Bees on their Knees
It appears that Brentford FC are not the only 'bees' to have had a poor season. Beekeepers across the US and increasingly across the globe are baffled by the sudden disappearance of millions of honeybees. And although it has had a fair amount of media coverage, it threatens to become the story of 2007.
Einstein is alleged to have said, "If the bee disappeared off the surface of the globe then man would only have four years of life left. No more bees, no more pollination, no more plants, no more animals, no more man." And although the pesky things have ruined many a barbeque, we perhaps ought to be more forgiving as they do pollinate vast swathes of our food supplies.
Theories that help to explain the phenomenon (known as 'Colony Collapse Disorder') abound, from the effects of mobile phone usage, to the use of pesticides and even to stress caused by being shlepped from orchard to orchard as their numbers dwindle. Until the reason is pinpointed (and of course it may be caused by a confluence of factors), then it's more ammunition for those more enlightened types who warned us that unfettered economic growth would kill us all in the end. If the global warming hasn't drowned us yet, the bees will starve us it seems.

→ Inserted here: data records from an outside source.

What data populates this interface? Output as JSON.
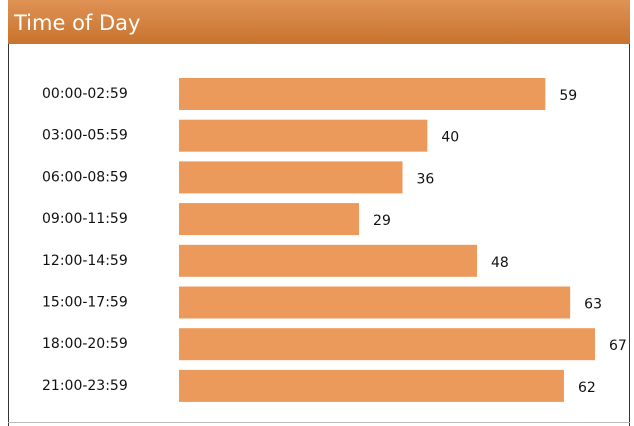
{
  "chart_data": {
    "type": "bar",
    "orientation": "horizontal",
    "title": "Time of Day",
    "categories": [
      "00:00-02:59",
      "03:00-05:59",
      "06:00-08:59",
      "09:00-11:59",
      "12:00-14:59",
      "15:00-17:59",
      "18:00-20:59",
      "21:00-23:59"
    ],
    "values": [
      59,
      40,
      36,
      29,
      48,
      63,
      67,
      62
    ],
    "color": "#eb9a5c"
  }
}
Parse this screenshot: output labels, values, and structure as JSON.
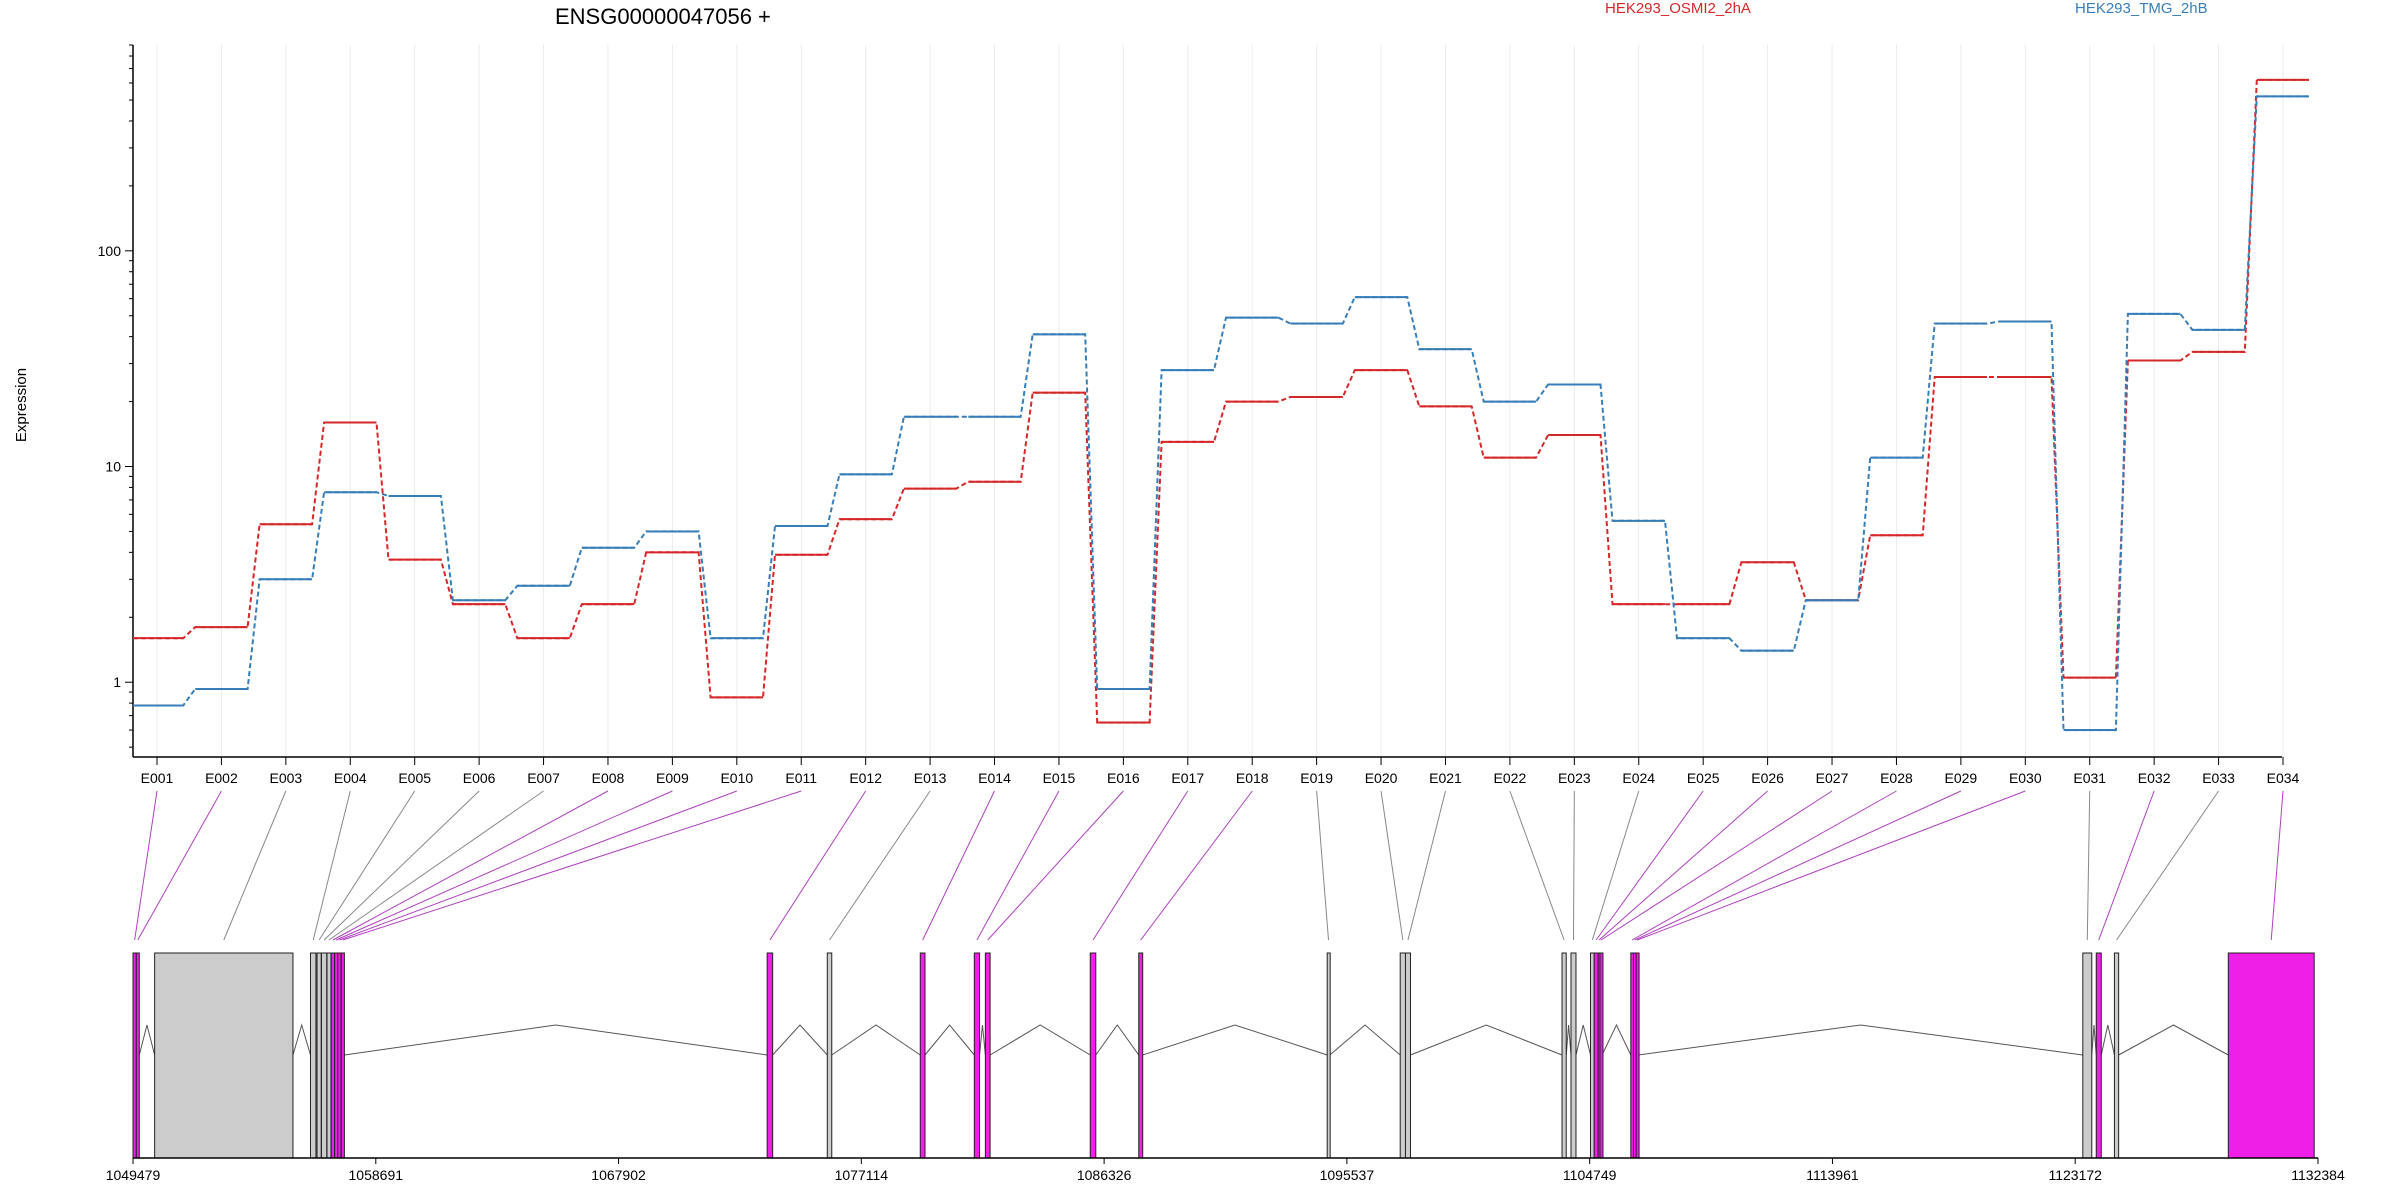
{
  "chart_data": {
    "type": "line",
    "title": "ENSG00000047056 +",
    "xlabel": "",
    "ylabel": "Expression",
    "y_scale": "log",
    "ylim": [
      0.45,
      900
    ],
    "y_ticks": [
      {
        "value": 1,
        "label": "1"
      },
      {
        "value": 10,
        "label": "10"
      },
      {
        "value": 100,
        "label": "100"
      }
    ],
    "grid": "vertical",
    "legend_position": "top",
    "categories": [
      "E001",
      "E002",
      "E003",
      "E004",
      "E005",
      "E006",
      "E007",
      "E008",
      "E009",
      "E010",
      "E011",
      "E012",
      "E013",
      "E014",
      "E015",
      "E016",
      "E017",
      "E018",
      "E019",
      "E020",
      "E021",
      "E022",
      "E023",
      "E024",
      "E025",
      "E026",
      "E027",
      "E028",
      "E029",
      "E030",
      "E031",
      "E032",
      "E033",
      "E034"
    ],
    "series": [
      {
        "name": "HEK293_OSMI2_2hA",
        "color": "#d62728",
        "values": [
          1.6,
          1.8,
          5.4,
          16,
          3.7,
          2.3,
          1.6,
          2.3,
          4,
          0.85,
          3.9,
          5.7,
          7.9,
          8.5,
          22,
          0.65,
          13,
          20,
          21,
          28,
          19,
          11,
          14,
          2.3,
          2.3,
          3.6,
          2.4,
          4.8,
          26,
          26,
          1.05,
          31,
          34,
          620
        ]
      },
      {
        "name": "HEK293_TMG_2hB",
        "color": "#377eb8",
        "values": [
          0.78,
          0.93,
          3.0,
          7.6,
          7.3,
          2.4,
          2.8,
          4.2,
          5.0,
          1.6,
          5.3,
          9.2,
          17,
          17,
          41,
          0.93,
          28,
          49,
          46,
          61,
          35,
          20,
          24,
          5.6,
          1.6,
          1.4,
          2.4,
          11,
          46,
          47,
          0.6,
          51,
          43,
          520
        ]
      }
    ],
    "gene_model": {
      "strand": "+",
      "coord_range": [
        1049479,
        1132384
      ],
      "coord_ticks": [
        1049479,
        1058691,
        1067902,
        1077114,
        1086326,
        1095537,
        1104749,
        1113961,
        1123172,
        1132384
      ],
      "feature_colors": {
        "exon": "#f01fe8",
        "other": "#cccccc"
      },
      "exons": [
        {
          "id": "E001",
          "start": 1049479,
          "end": 1049604,
          "kind": "exon"
        },
        {
          "id": "E002",
          "start": 1049604,
          "end": 1049717,
          "kind": "exon"
        },
        {
          "id": "E003",
          "start": 1050300,
          "end": 1055548,
          "kind": "other"
        },
        {
          "id": "E004",
          "start": 1056213,
          "end": 1056420,
          "kind": "other"
        },
        {
          "id": "E005",
          "start": 1056462,
          "end": 1056620,
          "kind": "other"
        },
        {
          "id": "E006",
          "start": 1056630,
          "end": 1056830,
          "kind": "other"
        },
        {
          "id": "E007",
          "start": 1056840,
          "end": 1056990,
          "kind": "other"
        },
        {
          "id": "E008",
          "start": 1057000,
          "end": 1057130,
          "kind": "exon"
        },
        {
          "id": "E009",
          "start": 1057130,
          "end": 1057250,
          "kind": "exon"
        },
        {
          "id": "E010",
          "start": 1057250,
          "end": 1057370,
          "kind": "exon"
        },
        {
          "id": "E011",
          "start": 1057380,
          "end": 1057500,
          "kind": "exon"
        },
        {
          "id": "E012",
          "start": 1073540,
          "end": 1073750,
          "kind": "exon"
        },
        {
          "id": "E013",
          "start": 1075822,
          "end": 1075992,
          "kind": "other"
        },
        {
          "id": "E014",
          "start": 1079350,
          "end": 1079530,
          "kind": "exon"
        },
        {
          "id": "E015",
          "start": 1081400,
          "end": 1081600,
          "kind": "exon"
        },
        {
          "id": "E016",
          "start": 1081820,
          "end": 1082000,
          "kind": "exon"
        },
        {
          "id": "E017",
          "start": 1085800,
          "end": 1086010,
          "kind": "exon"
        },
        {
          "id": "E018",
          "start": 1087640,
          "end": 1087790,
          "kind": "exon"
        },
        {
          "id": "E019",
          "start": 1094790,
          "end": 1094890,
          "kind": "other"
        },
        {
          "id": "E020",
          "start": 1097560,
          "end": 1097760,
          "kind": "other"
        },
        {
          "id": "E021",
          "start": 1097760,
          "end": 1097950,
          "kind": "other"
        },
        {
          "id": "E022",
          "start": 1103700,
          "end": 1103860,
          "kind": "other"
        },
        {
          "id": "E023",
          "start": 1104040,
          "end": 1104230,
          "kind": "other"
        },
        {
          "id": "E024",
          "start": 1104780,
          "end": 1104920,
          "kind": "other"
        },
        {
          "id": "E025",
          "start": 1104920,
          "end": 1105070,
          "kind": "exon"
        },
        {
          "id": "E026",
          "start": 1105070,
          "end": 1105140,
          "kind": "exon"
        },
        {
          "id": "E027",
          "start": 1105140,
          "end": 1105220,
          "kind": "exon"
        },
        {
          "id": "E028",
          "start": 1106310,
          "end": 1106410,
          "kind": "exon"
        },
        {
          "id": "E029",
          "start": 1106410,
          "end": 1106510,
          "kind": "exon"
        },
        {
          "id": "E030",
          "start": 1106510,
          "end": 1106600,
          "kind": "exon"
        },
        {
          "id": "E031",
          "start": 1123460,
          "end": 1123800,
          "kind": "other"
        },
        {
          "id": "E032",
          "start": 1123970,
          "end": 1124160,
          "kind": "exon"
        },
        {
          "id": "E033",
          "start": 1124660,
          "end": 1124820,
          "kind": "other"
        },
        {
          "id": "E034",
          "start": 1128980,
          "end": 1132240,
          "kind": "exon"
        }
      ]
    }
  }
}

Bee populations are always volatile (albeit not to this degree), but the simple equation is 'no bees = no food'. Other than perhaps putting Charlton's relegation problem in perspective, can anything actually be done? Finding the cause would be a reasonable start, and Presidential favourite Hilary Clinton has joined a bipartisan group asking the US Department of Agriculture to address the problem. At least if it turns out to be mobile phones, we'll no longer get agitated by the person at the next table barking into his Bluetooth headset, because there won't be any restaurants.
As a born worrier, I generally don't have difficulties dreaming up anarchic scenarios; a review of the chaotic scenes after Hurricane Katrina for example always help me in this regard. But assuming the problem doesn't just go away, and in the hope that its effects are only realised gradually, it is thus likely to become apparent through (more) inflation; the markets are good like that. Thus in the UK, governor Mervyn King will get to hone his letter-writing skills more often, and as interest rates rocket through 6%, perhaps we'll get to the bottom of the case of the disappearing bees.
As it so happens, one of my colleagues does research on bees, but it is very difficult to get funding as government has cut back and the commercial interests involved are too weak.